Barrett's not great against pressure, either, but OSU's system sometimes makes that hard to apply. He's an outstanding runner and there's always the chance of a leap forward, but he's a guy who has some limitations that Don Brown might be able to exploit.
Good luck with that. Per Pat Forde, the NCAA is expanding its Ole Miss probe:
NCAA Enforcement representatives have visited Auburn and Mississippi State, and perhaps at least one more SEC Western Division school, this summer to speak with players who were recruited by Ole Miss. The players were granted immunity from potential NCAA sanctions in exchange for truthful accounts of their recruitment, sources said.

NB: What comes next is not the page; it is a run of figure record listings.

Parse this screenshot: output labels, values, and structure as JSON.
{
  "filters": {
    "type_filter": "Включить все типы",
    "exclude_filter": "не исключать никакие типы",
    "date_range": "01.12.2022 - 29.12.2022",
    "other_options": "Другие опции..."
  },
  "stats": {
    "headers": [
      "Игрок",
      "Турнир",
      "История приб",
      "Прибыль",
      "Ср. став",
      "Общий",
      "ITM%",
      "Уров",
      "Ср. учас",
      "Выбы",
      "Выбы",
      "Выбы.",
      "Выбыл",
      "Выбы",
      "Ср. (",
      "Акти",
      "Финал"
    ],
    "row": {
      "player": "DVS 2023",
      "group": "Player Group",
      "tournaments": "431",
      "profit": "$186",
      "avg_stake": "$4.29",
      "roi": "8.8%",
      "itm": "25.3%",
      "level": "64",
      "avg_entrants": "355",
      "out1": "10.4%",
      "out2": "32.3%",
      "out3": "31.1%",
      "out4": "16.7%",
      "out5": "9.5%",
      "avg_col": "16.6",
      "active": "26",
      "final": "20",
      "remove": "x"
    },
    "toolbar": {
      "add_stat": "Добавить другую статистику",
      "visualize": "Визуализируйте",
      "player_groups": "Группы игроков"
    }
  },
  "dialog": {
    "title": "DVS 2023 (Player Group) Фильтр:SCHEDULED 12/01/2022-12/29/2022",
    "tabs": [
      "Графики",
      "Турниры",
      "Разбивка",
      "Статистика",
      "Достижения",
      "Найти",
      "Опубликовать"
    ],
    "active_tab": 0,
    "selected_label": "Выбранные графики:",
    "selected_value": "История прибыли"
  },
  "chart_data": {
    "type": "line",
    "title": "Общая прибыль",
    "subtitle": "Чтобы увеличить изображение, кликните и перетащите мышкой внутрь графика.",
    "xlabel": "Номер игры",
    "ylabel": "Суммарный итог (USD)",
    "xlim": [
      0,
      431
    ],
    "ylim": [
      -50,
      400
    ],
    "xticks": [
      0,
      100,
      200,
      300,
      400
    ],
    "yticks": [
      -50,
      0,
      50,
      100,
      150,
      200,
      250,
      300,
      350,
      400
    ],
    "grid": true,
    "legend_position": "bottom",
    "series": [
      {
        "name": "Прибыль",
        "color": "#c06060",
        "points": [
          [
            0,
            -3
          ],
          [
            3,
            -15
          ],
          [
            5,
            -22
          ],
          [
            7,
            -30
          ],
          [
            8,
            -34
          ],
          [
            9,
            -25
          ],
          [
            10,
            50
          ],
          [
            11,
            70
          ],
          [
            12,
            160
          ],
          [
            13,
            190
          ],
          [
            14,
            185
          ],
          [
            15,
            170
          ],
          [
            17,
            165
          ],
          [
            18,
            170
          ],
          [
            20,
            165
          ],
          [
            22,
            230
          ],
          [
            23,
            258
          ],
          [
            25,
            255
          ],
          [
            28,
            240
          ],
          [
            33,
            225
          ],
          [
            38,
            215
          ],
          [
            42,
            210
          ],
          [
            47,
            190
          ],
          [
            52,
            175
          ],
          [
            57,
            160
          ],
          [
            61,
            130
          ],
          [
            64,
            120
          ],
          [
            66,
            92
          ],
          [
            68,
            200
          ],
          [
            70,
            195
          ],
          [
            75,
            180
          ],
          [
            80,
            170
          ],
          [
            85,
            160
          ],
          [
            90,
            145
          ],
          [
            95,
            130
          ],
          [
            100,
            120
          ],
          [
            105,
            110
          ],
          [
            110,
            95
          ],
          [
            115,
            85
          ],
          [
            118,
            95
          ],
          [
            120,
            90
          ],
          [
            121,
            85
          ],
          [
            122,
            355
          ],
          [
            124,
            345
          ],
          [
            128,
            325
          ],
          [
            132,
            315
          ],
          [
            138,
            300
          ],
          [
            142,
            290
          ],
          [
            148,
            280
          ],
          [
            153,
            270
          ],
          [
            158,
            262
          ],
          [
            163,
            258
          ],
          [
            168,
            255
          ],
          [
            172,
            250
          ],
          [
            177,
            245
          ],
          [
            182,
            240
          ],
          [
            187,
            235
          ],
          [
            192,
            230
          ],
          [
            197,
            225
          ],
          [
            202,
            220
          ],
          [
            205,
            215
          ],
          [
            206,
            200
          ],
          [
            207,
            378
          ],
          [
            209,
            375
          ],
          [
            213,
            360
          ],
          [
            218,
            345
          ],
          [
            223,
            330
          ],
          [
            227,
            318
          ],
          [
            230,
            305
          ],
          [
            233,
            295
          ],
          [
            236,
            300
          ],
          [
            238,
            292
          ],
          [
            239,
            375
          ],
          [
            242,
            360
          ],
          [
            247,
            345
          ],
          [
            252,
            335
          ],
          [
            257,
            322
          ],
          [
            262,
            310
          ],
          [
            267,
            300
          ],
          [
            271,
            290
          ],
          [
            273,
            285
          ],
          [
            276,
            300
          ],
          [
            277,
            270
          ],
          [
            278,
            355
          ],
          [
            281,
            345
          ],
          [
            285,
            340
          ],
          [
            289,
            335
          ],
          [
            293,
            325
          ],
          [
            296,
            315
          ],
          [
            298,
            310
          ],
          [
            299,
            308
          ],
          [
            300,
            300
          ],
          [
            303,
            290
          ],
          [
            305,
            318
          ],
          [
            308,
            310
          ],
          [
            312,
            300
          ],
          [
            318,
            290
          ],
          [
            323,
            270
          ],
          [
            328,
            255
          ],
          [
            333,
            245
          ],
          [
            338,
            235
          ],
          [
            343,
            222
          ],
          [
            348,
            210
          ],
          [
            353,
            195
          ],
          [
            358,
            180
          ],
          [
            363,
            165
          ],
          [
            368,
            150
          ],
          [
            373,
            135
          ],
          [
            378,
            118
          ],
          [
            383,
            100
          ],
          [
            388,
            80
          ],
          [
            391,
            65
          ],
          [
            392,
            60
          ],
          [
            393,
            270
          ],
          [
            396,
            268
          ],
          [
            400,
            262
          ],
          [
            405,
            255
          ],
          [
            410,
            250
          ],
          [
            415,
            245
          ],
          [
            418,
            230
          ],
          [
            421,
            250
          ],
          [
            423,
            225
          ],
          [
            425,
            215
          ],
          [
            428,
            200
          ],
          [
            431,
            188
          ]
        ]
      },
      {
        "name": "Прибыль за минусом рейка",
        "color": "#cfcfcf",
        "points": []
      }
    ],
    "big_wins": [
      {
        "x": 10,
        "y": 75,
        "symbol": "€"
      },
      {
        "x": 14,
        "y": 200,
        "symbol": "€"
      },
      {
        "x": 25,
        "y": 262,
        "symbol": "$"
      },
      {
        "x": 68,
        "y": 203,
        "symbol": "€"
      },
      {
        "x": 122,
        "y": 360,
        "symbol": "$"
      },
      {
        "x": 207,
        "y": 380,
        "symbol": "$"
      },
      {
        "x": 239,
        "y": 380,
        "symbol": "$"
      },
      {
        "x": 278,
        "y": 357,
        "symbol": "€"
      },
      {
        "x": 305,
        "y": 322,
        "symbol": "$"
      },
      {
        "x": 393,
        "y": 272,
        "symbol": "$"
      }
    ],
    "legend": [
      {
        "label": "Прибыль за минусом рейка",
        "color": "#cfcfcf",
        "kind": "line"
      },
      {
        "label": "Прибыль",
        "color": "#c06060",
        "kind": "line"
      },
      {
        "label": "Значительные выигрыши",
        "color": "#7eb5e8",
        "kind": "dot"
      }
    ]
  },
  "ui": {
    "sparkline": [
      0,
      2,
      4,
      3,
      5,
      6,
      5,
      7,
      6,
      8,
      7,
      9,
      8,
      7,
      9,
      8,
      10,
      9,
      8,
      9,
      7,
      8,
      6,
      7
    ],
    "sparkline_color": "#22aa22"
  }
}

If these guys are all telling the same story about 500 dollar handshakes on visits that could get really ugly for Ole Miss. They're already facing down a suite of Level 1 violations. I'm beginning to believe this could be an actual hammering, the first since USC that didn't involve… you know what at Penn State.
Hinton rates everything. Matt Hinton has done his usual preseason data-jam, evaluating every D-I school on their recent performance, crootin, experience, and projected competency. 17 categories go in the blender, and this is what comes out for the top 40:
Nebraska is relatively high; MSU relatively low. PSU, Iowa, and Wisconsin are all in the 8-4, 7-5 range. This will no doubt enrage highly enrageable Iowa fans.
Etc.: NLRB reverses an earlier decision that was relevant to the Northwestern unionization push. A reason to hate every Big Ten school. Just because someone else is getting paid to abuse our national namespace doesn't mean you have to participate. Herky The Hawkeye is too angry for one Iowa professor. Hank Aaron will honorarily captainize a game this fall.